A spring 2016 study by Hong Kong’s Equal Opportunities Commission discovered that 92 percent of young people aged 18 to 24 in the city support legal protection against discrimination of LGBTI people. Unlike in countries such as the US and UK, in Hong Kong this overwhelmingly positive majority has yet to be confirmed by a matching cultural or political shift. Given the lack of protective legislation and an attitude among older generations that’s best described as passively tolerant, the poll suggests that Hong Kong’s youth appears to be exceptionally progressive when it comes to gender and sexuality.

If anything, heightened support for LGBTI rights among young Hongkongers has emerged in spite of the social context. Members of Hong Kong University’s Queer Straight Alliance describe local same-sex and religiously affiliated high schools as ‘extremely stifling’ for queer individuals. QSA vice president Feiman Luk recalls gender non-conforming and lesbian students being 'singled out and chastised' by disapproving authority figures and having to observe a stigma around any queer visibility. Simply cutting her hair short, for example, caused Luk to be sent to detention, she claims, for 'dressing inappropriately'.

Fuelled by a distinct aversion to open dialogue about any issues regarding sex and sexuality, Hong Kong’s sex education frequently fails to address integral issues that aren’t covered in science textbooks. Luk recalls that her same-sex school never mentioned sexual orientation or gender identity and that there was little information available about protected sex and contraception. For Luk, this is a reflection of Hong Kong’s societal attitudes. "Hong Kong has a culture of not talking about sex and gender," she says. "It’s very deep rooted and ingrained."

Luk believes that the widespread support for LGBTI rights is a result of more young people going to university and being exposed to an environment that encourages free discussion. "I started being more open when I was in university," Luk states. "Being in a local school restricts you to a very rigid perspective on LGBT issues because you never know how other people feel." In addition, she says, LGBTI visibility in local pop culture – stars such as Denise Ho and Anthony Wong both openly identifying as gay and advocating for LGBTI rights – can go some way to normalising LGBTI individuals in the eyes of Hong Kong’s young people.

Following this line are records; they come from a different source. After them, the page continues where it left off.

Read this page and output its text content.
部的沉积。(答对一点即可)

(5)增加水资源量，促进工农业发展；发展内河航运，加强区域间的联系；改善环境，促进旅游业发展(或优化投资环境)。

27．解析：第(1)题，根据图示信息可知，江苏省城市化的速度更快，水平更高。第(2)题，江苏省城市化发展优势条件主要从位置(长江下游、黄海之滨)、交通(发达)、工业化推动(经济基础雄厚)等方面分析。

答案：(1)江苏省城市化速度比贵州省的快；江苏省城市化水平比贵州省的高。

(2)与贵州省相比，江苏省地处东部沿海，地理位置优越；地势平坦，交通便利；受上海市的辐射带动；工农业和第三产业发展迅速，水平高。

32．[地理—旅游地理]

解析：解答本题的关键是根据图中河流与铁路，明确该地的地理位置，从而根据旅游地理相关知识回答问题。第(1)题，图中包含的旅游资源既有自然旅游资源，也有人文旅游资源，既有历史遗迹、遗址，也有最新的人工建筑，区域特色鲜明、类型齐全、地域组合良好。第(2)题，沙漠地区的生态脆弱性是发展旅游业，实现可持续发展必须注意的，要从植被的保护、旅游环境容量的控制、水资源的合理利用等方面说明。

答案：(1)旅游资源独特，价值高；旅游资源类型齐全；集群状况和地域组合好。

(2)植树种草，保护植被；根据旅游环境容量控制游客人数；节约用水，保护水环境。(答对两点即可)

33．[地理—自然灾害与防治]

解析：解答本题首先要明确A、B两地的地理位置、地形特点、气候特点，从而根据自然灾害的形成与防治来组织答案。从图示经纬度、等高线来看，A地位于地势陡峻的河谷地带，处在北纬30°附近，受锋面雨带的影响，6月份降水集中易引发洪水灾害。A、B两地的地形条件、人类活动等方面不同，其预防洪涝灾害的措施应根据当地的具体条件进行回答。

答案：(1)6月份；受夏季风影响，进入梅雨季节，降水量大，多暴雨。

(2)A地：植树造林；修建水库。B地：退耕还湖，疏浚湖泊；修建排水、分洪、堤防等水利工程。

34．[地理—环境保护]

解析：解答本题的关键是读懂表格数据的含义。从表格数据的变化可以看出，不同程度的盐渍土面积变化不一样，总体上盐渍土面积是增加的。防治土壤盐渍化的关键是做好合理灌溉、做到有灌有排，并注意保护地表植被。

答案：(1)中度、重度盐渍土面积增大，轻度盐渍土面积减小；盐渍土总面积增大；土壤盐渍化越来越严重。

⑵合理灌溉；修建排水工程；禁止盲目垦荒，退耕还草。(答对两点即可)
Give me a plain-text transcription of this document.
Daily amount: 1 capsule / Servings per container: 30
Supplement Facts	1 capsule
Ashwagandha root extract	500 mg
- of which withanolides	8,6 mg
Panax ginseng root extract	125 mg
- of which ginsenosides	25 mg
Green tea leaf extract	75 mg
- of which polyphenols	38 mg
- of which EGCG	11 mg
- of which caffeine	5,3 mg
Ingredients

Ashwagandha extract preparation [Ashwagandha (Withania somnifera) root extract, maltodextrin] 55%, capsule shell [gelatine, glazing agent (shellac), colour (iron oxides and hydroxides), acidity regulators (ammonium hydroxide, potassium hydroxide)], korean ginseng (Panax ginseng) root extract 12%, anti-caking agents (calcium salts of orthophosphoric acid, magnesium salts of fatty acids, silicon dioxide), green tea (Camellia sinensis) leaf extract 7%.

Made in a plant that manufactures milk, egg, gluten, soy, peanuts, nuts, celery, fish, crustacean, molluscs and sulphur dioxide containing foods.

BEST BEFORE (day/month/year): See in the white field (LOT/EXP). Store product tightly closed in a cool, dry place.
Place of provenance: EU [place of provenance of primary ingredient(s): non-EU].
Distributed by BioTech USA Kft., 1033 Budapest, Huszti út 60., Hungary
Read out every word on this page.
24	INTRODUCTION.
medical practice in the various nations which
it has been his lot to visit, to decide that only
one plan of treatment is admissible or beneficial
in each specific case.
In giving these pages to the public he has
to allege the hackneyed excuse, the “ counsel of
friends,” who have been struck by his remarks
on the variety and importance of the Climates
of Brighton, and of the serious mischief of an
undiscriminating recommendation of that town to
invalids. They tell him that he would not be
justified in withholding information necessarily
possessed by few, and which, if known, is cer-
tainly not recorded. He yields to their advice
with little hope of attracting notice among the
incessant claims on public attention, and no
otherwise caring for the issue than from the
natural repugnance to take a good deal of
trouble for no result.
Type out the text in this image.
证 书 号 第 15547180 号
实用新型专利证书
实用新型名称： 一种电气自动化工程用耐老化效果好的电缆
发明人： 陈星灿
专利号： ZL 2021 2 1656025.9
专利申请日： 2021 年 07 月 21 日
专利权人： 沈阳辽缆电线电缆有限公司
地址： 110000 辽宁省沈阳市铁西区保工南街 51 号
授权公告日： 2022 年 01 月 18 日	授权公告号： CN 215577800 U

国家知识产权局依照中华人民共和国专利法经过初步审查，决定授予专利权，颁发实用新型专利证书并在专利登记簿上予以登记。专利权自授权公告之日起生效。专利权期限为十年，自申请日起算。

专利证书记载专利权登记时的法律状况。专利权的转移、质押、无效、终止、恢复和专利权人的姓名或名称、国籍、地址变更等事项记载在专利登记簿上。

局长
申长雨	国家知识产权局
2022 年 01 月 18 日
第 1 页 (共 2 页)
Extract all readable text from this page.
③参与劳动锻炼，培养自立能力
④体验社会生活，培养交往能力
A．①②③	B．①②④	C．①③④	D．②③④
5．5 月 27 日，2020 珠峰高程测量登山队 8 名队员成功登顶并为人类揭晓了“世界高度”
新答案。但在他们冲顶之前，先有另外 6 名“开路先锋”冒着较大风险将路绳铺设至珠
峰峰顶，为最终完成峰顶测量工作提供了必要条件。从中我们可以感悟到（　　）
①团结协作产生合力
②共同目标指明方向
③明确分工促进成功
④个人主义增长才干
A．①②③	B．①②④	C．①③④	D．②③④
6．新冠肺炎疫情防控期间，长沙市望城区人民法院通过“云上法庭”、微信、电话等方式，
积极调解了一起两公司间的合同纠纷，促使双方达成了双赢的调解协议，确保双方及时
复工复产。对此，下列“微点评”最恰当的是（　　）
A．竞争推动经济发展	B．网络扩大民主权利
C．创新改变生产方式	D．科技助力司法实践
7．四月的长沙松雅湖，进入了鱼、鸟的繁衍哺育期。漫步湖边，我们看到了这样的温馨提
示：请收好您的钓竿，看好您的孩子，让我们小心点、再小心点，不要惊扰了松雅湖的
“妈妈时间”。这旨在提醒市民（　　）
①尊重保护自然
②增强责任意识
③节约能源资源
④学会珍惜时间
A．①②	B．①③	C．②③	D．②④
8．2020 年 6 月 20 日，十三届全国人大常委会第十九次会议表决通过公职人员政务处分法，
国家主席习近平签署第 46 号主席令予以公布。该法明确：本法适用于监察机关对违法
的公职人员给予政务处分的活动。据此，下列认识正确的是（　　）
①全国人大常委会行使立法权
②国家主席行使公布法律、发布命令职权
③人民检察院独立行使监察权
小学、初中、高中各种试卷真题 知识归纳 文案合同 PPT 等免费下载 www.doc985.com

Although the overwhelmingly accepting attitudes of Hong Kong’s youth strongly indicate a changing social climate, some believe that this may not influence legislation. The young members of the city’s civil disobedience groups fear the future erasure of their voices in government and are thus worried that Hong Kong’s legal development in terms of LGBTI rights may depend strongly on factors besides societal consensus. Luk and other members of QSA share this outlook, stating that it is 'very hard to say' whether or not growing acceptance would translate to concrete legislation but that they remain cautiously optimistic. But while future legislation may still seem to be a hypothetical, if questionable, prospect, Hong Kong’s young adults continue to question norms, helping to foster understanding and steadily picking apart the closet for future generations.